We will now run these models on the test data to see how they perform
For Simple Average Model, using our D_sma() function, best model is m = 8.
m_testing <- D_sma(1, 8, testing)
err_testing <- calculate_error(testing, m_testing)
rmse_testing <- calculate_rmse(err_testing)
rmse_testing
## [1] 6.619054
testing_df <- data.frame(testing, m_testing)
plot(testing_df)
As in the training set, the testing values vs predicted values show no correlation. No positive or negative correlation. The values are simple random. This is not an impressive model. RMSE is 6.619054 This RMSE is worse than when the model was used on the training set.
alpha_testing <- exponential_smoothing(testing, 0.9)
err_testing <- calculate_error(testing, alpha_testing)
rmse_testing <- calculate_rmse(err_testing)
rmse_testing
## [1] 7.87134
testing_df <- data.frame(testing, alpha_testing)
plot(testing_df)
Here we can see, the testing values vs predicted values show a slight positive correlation. However the RMSE is 7.87134. Which is worse than when the model was used on the training set and worse than the SMA model on the testing set.
fit2 <- Arima(testing, c(3,0,0))
#Plotting the forecated series in red and the original testing series in blue
plot(forecast(fit2), col="red")
lines(testing, col = "blue")
data_arima_plot <- data.frame(testing, fit2$fitted)
colnames(data_arima_plot) <- c("testing", "predicted values for p = 3")
plot(data_arima_plot)
accuracy(fit2)
## ME RMSE MAE MPE MAPE MASE
## Training set 0.004016223 5.917087 4.738452 -0.4288647 5.272369 0.7116276
## ACF1
## Training set -0.001330702
Here we can see, the testing values vs predicted values show a positive correlation.
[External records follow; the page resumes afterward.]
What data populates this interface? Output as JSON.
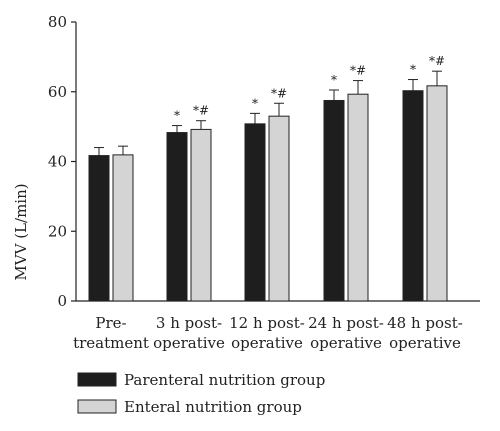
{
  "chart_data": {
    "type": "bar",
    "title": "",
    "xlabel": "",
    "ylabel": "MVV (L/min)",
    "ylim": [
      0,
      80
    ],
    "yticks": [
      0,
      20,
      40,
      60,
      80
    ],
    "grid": false,
    "legend_position": "bottom",
    "categories": [
      [
        "Pre-",
        "treatment"
      ],
      [
        "3 h post-",
        "operative"
      ],
      [
        "12 h post-",
        "operative"
      ],
      [
        "24 h post-",
        "operative"
      ],
      [
        "48 h post-",
        "operative"
      ]
    ],
    "series": [
      {
        "name": "Parenteral nutrition group",
        "color": "#1e1e1e",
        "values": [
          41.7,
          48.3,
          50.8,
          57.5,
          60.3
        ],
        "errors": [
          2.3,
          2.0,
          3.0,
          3.0,
          3.2
        ],
        "markers": [
          "",
          "*",
          "*",
          "*",
          "*"
        ]
      },
      {
        "name": "Enteral nutrition group",
        "color": "#d4d4d4",
        "values": [
          41.9,
          49.2,
          53.0,
          59.3,
          61.7
        ],
        "errors": [
          2.5,
          2.5,
          3.7,
          3.9,
          4.2
        ],
        "markers": [
          "",
          "*#",
          "*#",
          "*#",
          "*#"
        ]
      }
    ]
  }
}
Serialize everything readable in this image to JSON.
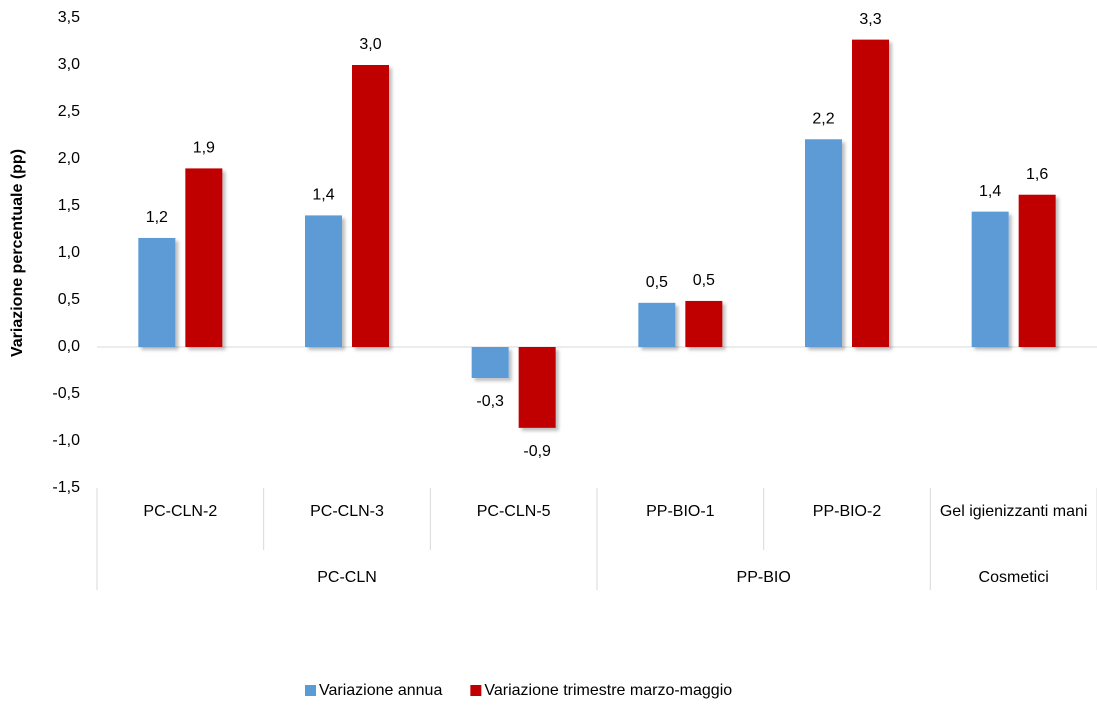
{
  "chart_data": {
    "type": "bar",
    "y_label": "Variazione percentuale (pp)",
    "categories": [
      "PC-CLN-2",
      "PC-CLN-3",
      "PC-CLN-5",
      "PP-BIO-1",
      "PP-BIO-2",
      "Gel igienizzanti mani"
    ],
    "category_groups": [
      "PC-CLN",
      "PC-CLN",
      "PC-CLN",
      "PP-BIO",
      "PP-BIO",
      "Cosmetici"
    ],
    "series": [
      {
        "name": "Variazione annua",
        "color": "#5b9bd5",
        "values": [
          1.16,
          1.4,
          -0.33,
          0.47,
          2.21,
          1.44
        ],
        "value_labels": [
          "1,2",
          "1,4",
          "-0,3",
          "0,5",
          "2,2",
          "1,4"
        ]
      },
      {
        "name": "Variazione trimestre marzo-maggio",
        "color": "#c00000",
        "values": [
          1.9,
          3.0,
          -0.86,
          0.49,
          3.27,
          1.62
        ],
        "value_labels": [
          "1,9",
          "3,0",
          "-0,9",
          "0,5",
          "3,3",
          "1,6"
        ]
      }
    ],
    "ylim": [
      -1.5,
      3.5
    ],
    "yticks": [
      {
        "value": -1.5,
        "label": "-1,5"
      },
      {
        "value": -1,
        "label": "-1,0"
      },
      {
        "value": -0.5,
        "label": "-0,5"
      },
      {
        "value": 0,
        "label": "0,0"
      },
      {
        "value": 0.5,
        "label": "0,5"
      },
      {
        "value": 1,
        "label": "1,0"
      },
      {
        "value": 1.5,
        "label": "1,5"
      },
      {
        "value": 2,
        "label": "2,0"
      },
      {
        "value": 2.5,
        "label": "2,5"
      },
      {
        "value": 3,
        "label": "3,0"
      },
      {
        "value": 3.5,
        "label": "3,5"
      }
    ],
    "grid": false,
    "legend": "bottom"
  }
}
This is the best model relative to the SMA and Exponential smooting for testing. RMSE is 5.917087. So far, it has the least RMSE.
Therefore, based on the RMSE and correlation between the predicted and observed values when we used the ARIMA(3,0,0) model, we conclude that the best model is the ARIMA model.